NOTE: machines.machine.cluster.x-k8s.io are considered a lower level resource and any consumer interaction is recommended to happen via NodePool.

Procedure

This is a not difficult procedure but you need to be sure that you have set the right KUBECONFIG and you point to the correct context because maybe you already have some Kubeconfigs or contexts in the same file and we wanna work over the Management cluster.

Set the right Kubeconfig/Context to work over the Management Cluster (The one where you have Hypershift installed)
Now you need to annotate the Machine object from the Hosted Control Plane namespace with "machine.cluster.x-k8s.io/exclude-node-draining=". This annotation will allow the Cluster API to avoid the Pod drainning for every Machine you wanna shutdown, that means, the AWS Instance deletion will be done instantly and Openshift will not try to drain the Pods and move them over other node.

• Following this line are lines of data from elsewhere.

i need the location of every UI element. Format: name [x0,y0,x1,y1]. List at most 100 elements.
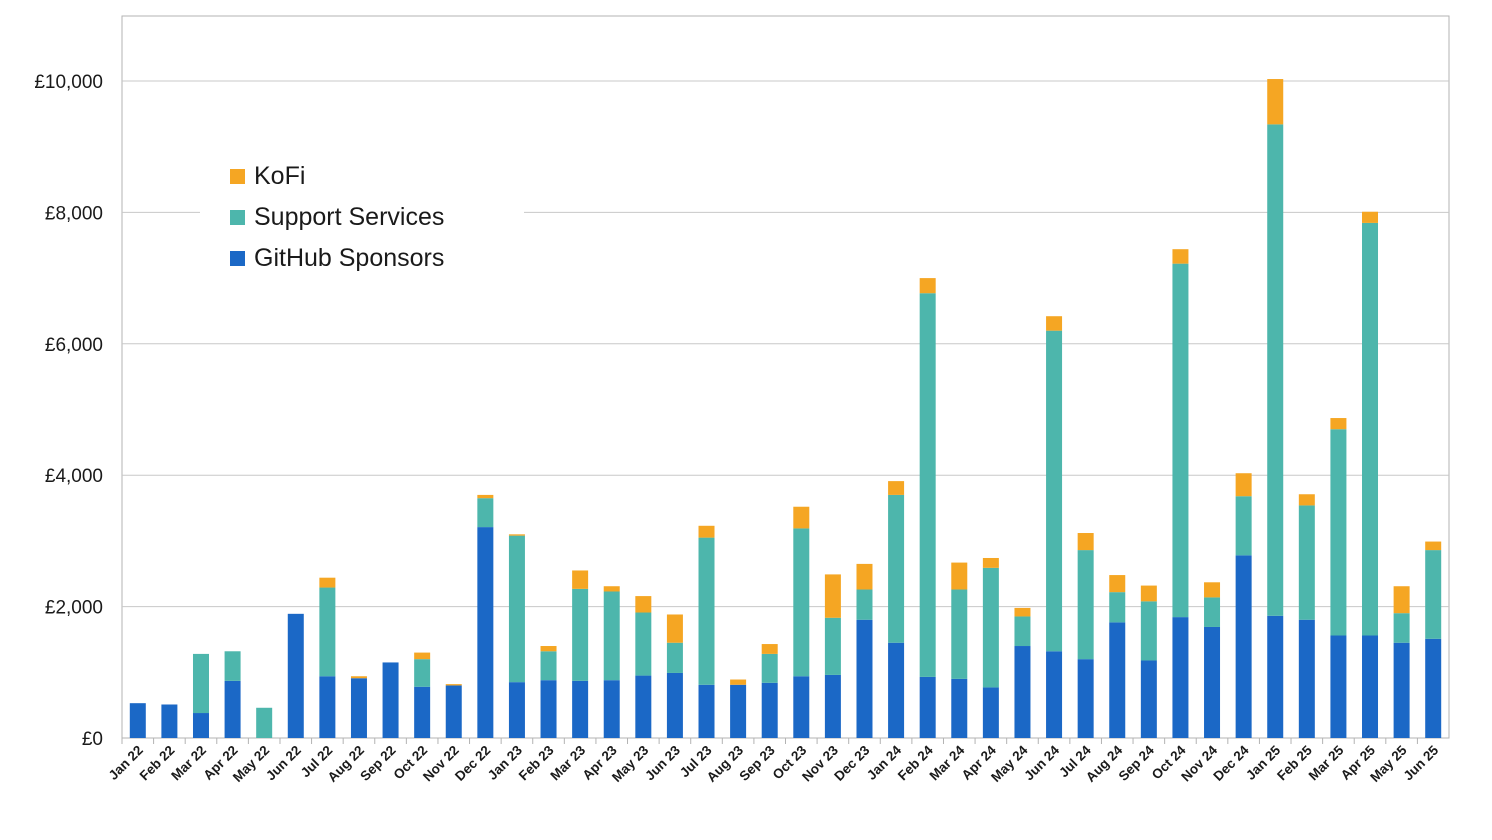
bar-support-services [319,587,336,677]
bar-github-sponsors [1235,555,1252,738]
bar-github-sponsors [319,676,336,738]
bar-support-services [224,651,241,681]
legend-item-kofi: KoFi [230,156,524,197]
bar-github-sponsors [1267,615,1284,738]
x-tick-label: Dec 24 [1210,742,1252,784]
bar-github-sponsors [1014,646,1031,738]
plot-area [121,15,1450,739]
bar-github-sponsors [793,676,810,738]
bar-kofi [1140,585,1157,602]
x-tick-label: Dec 23 [831,742,873,784]
bar-support-services [824,617,841,675]
bar-github-sponsors [919,676,936,738]
x-tick-label: Aug 23 [704,742,747,785]
y-tick-label: £0 [82,729,103,750]
bar-kofi [793,506,810,529]
legend-label-kofi: KoFi [254,162,306,190]
x-tick-label: Mar 22 [168,743,209,784]
bar-github-sponsors [1425,638,1442,738]
bar-kofi [540,646,557,652]
bar-github-sponsors [1140,660,1157,738]
bar-github-sponsors [1330,635,1347,738]
bars [129,79,1442,738]
x-tick-label: Jun 23 [642,742,683,783]
bar-github-sponsors [192,713,209,738]
bar-support-services [477,498,494,528]
bar-support-services [919,293,936,677]
legend-item-support-services: Support Services [230,197,524,238]
bar-support-services [1425,550,1442,639]
bar-support-services [1235,496,1252,556]
bar-support-services [414,659,431,687]
bar-kofi [635,596,652,613]
bar-kofi [730,679,747,685]
bar-github-sponsors [698,684,715,738]
bar-github-sponsors [540,680,557,738]
legend-swatch-support-services [230,210,245,225]
bar-support-services [1267,124,1284,616]
bar-kofi [1077,533,1094,551]
x-tick-label: Jun 22 [263,743,304,784]
bar-kofi [856,563,873,590]
bar-support-services [572,588,589,681]
bar-github-sponsors [1109,622,1126,738]
bar-support-services [1204,597,1221,627]
bar-kofi [951,562,968,590]
bar-kofi [982,557,999,568]
bar-kofi [1109,575,1126,593]
bar-kofi [1362,211,1379,223]
bar-github-sponsors [761,682,778,738]
bar-support-services [793,528,810,677]
bar-support-services [1393,613,1410,643]
x-tick-label: Jun 25 [1400,742,1441,783]
x-tick-label: May 25 [1367,742,1410,785]
bar-support-services [1330,429,1347,636]
bar-support-services [856,589,873,620]
bar-kofi [1235,473,1252,497]
bar-support-services [1172,263,1189,618]
bar-github-sponsors [635,675,652,738]
bar-kofi [1267,79,1284,125]
bar-support-services [666,642,683,673]
bar-kofi [350,676,367,679]
bar-kofi [414,652,431,660]
bar-github-sponsors [1298,619,1315,738]
bar-kofi [1204,582,1221,598]
bar-kofi [824,574,841,618]
bar-github-sponsors [1393,642,1410,738]
x-tick-label: Dec 22 [452,743,493,784]
bar-support-services [1140,601,1157,661]
bar-github-sponsors [730,684,747,738]
bar-github-sponsors [1046,651,1063,738]
bar-support-services [951,589,968,679]
y-tick-label: £6,000 [45,335,103,356]
bar-support-services [1109,592,1126,623]
bar-github-sponsors [445,685,462,738]
x-tick-label: May 23 [609,742,652,785]
bar-github-sponsors [603,680,620,738]
bar-kofi [1330,418,1347,430]
legend-item-github-sponsors: GitHub Sponsors [230,238,524,279]
bar-github-sponsors [856,619,873,738]
bar-support-services [603,591,620,681]
bar-support-services [982,567,999,688]
x-tick-label: Mar 23 [547,742,588,783]
bar-github-sponsors [414,686,431,738]
bar-kofi [888,481,905,495]
bar-github-sponsors [951,678,968,738]
bar-github-sponsors [572,680,589,738]
bar-kofi [1172,249,1189,264]
y-tick-label: £2,000 [45,598,103,619]
bar-support-services [761,653,778,683]
bar-support-services [256,707,273,738]
bar-kofi [477,494,494,499]
bar-kofi [1393,586,1410,614]
bar-support-services [540,651,557,681]
bar-support-services [508,535,525,683]
bar-github-sponsors [1204,626,1221,738]
y-tick-label: £4,000 [45,466,103,487]
bar-support-services [1014,616,1031,647]
legend-swatch-github-sponsors [230,251,245,266]
bar-kofi [603,586,620,592]
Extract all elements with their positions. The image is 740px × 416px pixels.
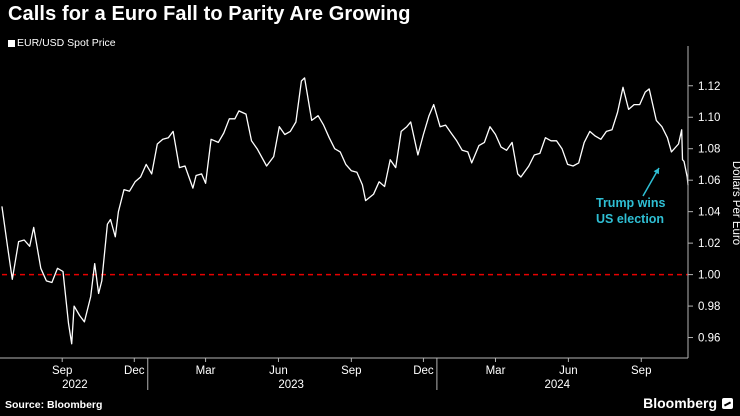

How to annotate the *Machine* objects

You can do it manually using this command:

oc annotate -n <HostedClusterNamespace>-<HostedClusterName> machines --all "machine.cluster.x-k8s.io/exclude-node-draining="

or execute this script:

#!/bin/bash

function annotate_nodes() {
    MACHINES="$(oc get machines -n ${HC_CLUSTER_NS}-${HC_CLUSTER_NAME} -o name | wc -l)"
    if [[ ${MACHINES} -le 0 ]];then
        echo "There is not machines or machineSets in the Hosted ControlPlane namespace, exiting..."
        echo "HC Namespace: ${HC_CLUSTER_NS}"
        echo "HC Clusted Name: ${HC_CLUSTER_NAME}"
        exit 1
    fi 

    echo "Annotating Nodes to avoid Draining"
    oc annotate -n ${HC_CLUSTER_NS}-${HC_CLUSTER_NAME} machines --all "machine.cluster.x-k8s.io/exclude-node-draining="
    echo "Nodes annotated!"
}


## Fill these variables first
export KUBECONFIG=<KubeconfigPath>
export HC_CLUSTER_NS=<HostedClusterNamespace>
export HC_CLUSTER_NAME=<HostedClusterName>

CHECK_NS="$(oc get ns -o name ${2})"
if [[ -z "${CHECK_NS}" ]];then
    echo "Namespace does not exists in the Management Cluster"
    exit 1
fi

CHECK_HC="$(oc get hc -n ${HC_CLUSTER_NS} -o name ${3})"
if [[ -z "${CHECK_HC}" ]];then
    echo "HC ${3} does not exists in the namespace ${2} of the Management Cluster"
    exit 1
fi

annotate_nodes

The next step it's basically scale down the NodePool associated to our HostedCluster. In order to identify it we need to execute an oc get nodepool -n <HostedCluster Namespace>, the one where you created the HostedCluster and NodePool on deployment time.
To perform the scale down, you just need to grab the NodePool name from the last command and execute this other one oc scale nodepool/<NodePool Name> --namespace <HostedCluster Namespace> --replicas=0

How to scale down the nodes programatically

#!/bin/bash

function scale_down_pool() {

    # Validated that the nodes in AWS Scale down instantly, they take sometime to dissapear inside of Openshift
    # but the draining is avoided for sure
    echo "Scalling down the nodes for ${HC_CLUSTER_NAME} cluster"
    NODEPOOLS=$(oc get nodepools -n ${HC_CLUSTER_NS} -o=jsonpath='{.items[?(@.spec.clusterName=="'${HC_CLUSTER_NAME}'")].metadata.name}')
    oc scale nodepool/${NODEPOOLS} --namespace ${HC_CLUSTER_NS} --replicas=0
    echo "NodePool ${NODEPOOLS} scaled down!"
}

## Fill these variables first
export KUBECONFIG=<KubeconfigPath>
export HC_CLUSTER_NS=<HostedClusterNamespace>
export HC_CLUSTER_NAME=<HostedClusterName>

CHECK_NS="$(oc get ns -o name ${2})"
if [[ -z "${CHECK_NS}" ]];then
    echo "Namespace does not exists in the Management Cluster"
    exit 1
fi

CHECK_HC="$(oc get hc -n ${HC_CLUSTER_NS} -o name ${3})"
if [[ -z "${CHECK_HC}" ]];then
    echo "HC ${3} does not exists in the namespace ${2} of the Management Cluster"
    exit 1
fi

scale_down_nodepool

After these steps, you will see how the (in the AWS case) instances will be terminated instantly, but Openshift will take some time until the nodes get deleted because of the default timeouts set on the platforms.